Sebbene possano apparire come vere e proprie allucinazioni, i fosfeni sono “reali” nel senso che derivano da emissioni di luce interne al corpo umano.

Secondo una ricerca del neuroscienziato ungherese Istvan Bokkon nel 2008, confermata nel 2016, questi lampi luminescenti sono causati da emissioni di fotoni bioluminescenti – sostanze luminose generate dalle cellule del sistema visivo, in modo simile al fenomeno che si osserva nelle lucciole.

Stimoli e formazione dei fosfeni

Numerosi stimoli, meccanici, elettrici o magnetici, possono indurre alcune cellule del sistema visivo a emettere questi fotoni ultra-deboli endogeni cellulari, causando la percezione della luce.

Basta un semplice gesto quotidiano come sfregarsi gli occhi, o azioni come un forte starnuto o un rapido cambio di posizione che abbassa la pressione sanguigna, per innescare questa emissione.

Il fenomeno è abbastanza comune e non sempre percepito, ma può diventare “cosciente” solo se l’emissione dei biofotoni supera una soglia complessa correlata all’attività neuronale, come spiegato da Bokkon in studi successivi, che ne associano la quantità anche al livello del neurotrasmettitore glutammato nella corteccia occipitale.
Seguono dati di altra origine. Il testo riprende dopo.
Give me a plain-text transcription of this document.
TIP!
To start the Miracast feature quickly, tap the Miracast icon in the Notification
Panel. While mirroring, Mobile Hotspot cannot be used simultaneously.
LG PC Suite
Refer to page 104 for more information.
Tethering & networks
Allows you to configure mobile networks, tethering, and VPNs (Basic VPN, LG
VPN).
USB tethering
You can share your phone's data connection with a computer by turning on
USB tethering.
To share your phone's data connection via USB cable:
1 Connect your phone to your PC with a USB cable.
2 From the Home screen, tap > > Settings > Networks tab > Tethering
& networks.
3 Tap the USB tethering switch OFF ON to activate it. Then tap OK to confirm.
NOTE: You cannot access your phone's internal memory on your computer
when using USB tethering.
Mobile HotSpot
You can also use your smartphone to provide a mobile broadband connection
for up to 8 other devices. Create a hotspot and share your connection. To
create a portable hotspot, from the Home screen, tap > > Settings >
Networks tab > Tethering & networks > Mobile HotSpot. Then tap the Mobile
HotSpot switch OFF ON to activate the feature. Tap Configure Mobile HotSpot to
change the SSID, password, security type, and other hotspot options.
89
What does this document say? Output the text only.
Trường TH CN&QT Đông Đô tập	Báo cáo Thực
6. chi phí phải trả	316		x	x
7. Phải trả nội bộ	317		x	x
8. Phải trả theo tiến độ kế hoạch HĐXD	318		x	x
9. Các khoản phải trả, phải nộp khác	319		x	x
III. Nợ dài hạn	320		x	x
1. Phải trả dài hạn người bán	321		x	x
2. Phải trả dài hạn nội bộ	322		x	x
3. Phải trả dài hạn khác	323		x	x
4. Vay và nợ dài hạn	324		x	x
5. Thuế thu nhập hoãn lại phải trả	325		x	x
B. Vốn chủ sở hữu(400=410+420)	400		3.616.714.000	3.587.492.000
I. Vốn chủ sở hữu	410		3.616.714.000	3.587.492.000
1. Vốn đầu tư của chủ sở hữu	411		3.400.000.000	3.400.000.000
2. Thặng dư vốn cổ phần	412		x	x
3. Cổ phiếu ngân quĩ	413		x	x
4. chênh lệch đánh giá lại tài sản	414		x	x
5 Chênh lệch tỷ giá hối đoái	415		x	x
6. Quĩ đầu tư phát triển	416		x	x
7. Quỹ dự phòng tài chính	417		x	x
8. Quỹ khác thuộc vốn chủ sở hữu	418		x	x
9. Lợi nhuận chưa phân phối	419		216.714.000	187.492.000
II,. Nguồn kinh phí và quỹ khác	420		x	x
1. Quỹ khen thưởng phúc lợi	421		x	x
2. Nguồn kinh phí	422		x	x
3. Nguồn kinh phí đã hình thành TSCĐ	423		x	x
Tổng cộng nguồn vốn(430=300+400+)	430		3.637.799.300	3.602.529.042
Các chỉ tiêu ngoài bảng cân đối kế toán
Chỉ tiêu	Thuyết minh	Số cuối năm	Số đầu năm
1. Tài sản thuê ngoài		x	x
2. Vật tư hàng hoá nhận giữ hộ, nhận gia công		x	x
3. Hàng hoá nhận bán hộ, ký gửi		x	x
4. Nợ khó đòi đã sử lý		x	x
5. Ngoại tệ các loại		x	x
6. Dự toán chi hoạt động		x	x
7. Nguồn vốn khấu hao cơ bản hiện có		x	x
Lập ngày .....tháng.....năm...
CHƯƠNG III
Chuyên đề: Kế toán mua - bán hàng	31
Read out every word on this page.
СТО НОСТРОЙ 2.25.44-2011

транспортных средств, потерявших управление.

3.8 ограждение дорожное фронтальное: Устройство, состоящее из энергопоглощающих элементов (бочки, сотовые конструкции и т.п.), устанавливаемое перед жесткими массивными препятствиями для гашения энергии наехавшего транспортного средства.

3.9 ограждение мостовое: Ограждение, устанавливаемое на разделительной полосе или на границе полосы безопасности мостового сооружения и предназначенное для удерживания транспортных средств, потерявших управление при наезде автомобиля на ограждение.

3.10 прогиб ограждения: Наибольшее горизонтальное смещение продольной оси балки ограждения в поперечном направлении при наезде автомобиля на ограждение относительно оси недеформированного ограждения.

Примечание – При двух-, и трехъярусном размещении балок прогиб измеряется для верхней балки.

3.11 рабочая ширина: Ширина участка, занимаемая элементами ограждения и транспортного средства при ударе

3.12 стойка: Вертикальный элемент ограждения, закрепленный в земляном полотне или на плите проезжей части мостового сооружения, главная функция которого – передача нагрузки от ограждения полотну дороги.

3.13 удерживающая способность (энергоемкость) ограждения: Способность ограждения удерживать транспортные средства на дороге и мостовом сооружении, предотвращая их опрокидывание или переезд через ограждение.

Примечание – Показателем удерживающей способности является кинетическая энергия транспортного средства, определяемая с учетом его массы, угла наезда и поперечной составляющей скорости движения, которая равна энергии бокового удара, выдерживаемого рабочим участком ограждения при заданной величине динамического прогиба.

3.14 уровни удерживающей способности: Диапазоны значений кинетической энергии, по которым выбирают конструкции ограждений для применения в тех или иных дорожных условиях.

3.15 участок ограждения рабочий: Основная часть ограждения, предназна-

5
Quando è necessario consultare un medico

È fondamentale sottoporsi a controllo medico urgente se:

  • I lampi di luce sono frequenti e peggiorano con il tempo.
  • Si associano a ombre o corpi mobili nuovi nel campo visivo.
  • Si riscontra una perdita acuta o graduale della capacità visiva.
  • I sintomi compaiono dopo un trauma forte o un evento acuto.

La consultazione tempestiva permette di differenziare le situazioni di emergenza da condizioni più comuni e di pianificare il percorso terapeutico più efficace.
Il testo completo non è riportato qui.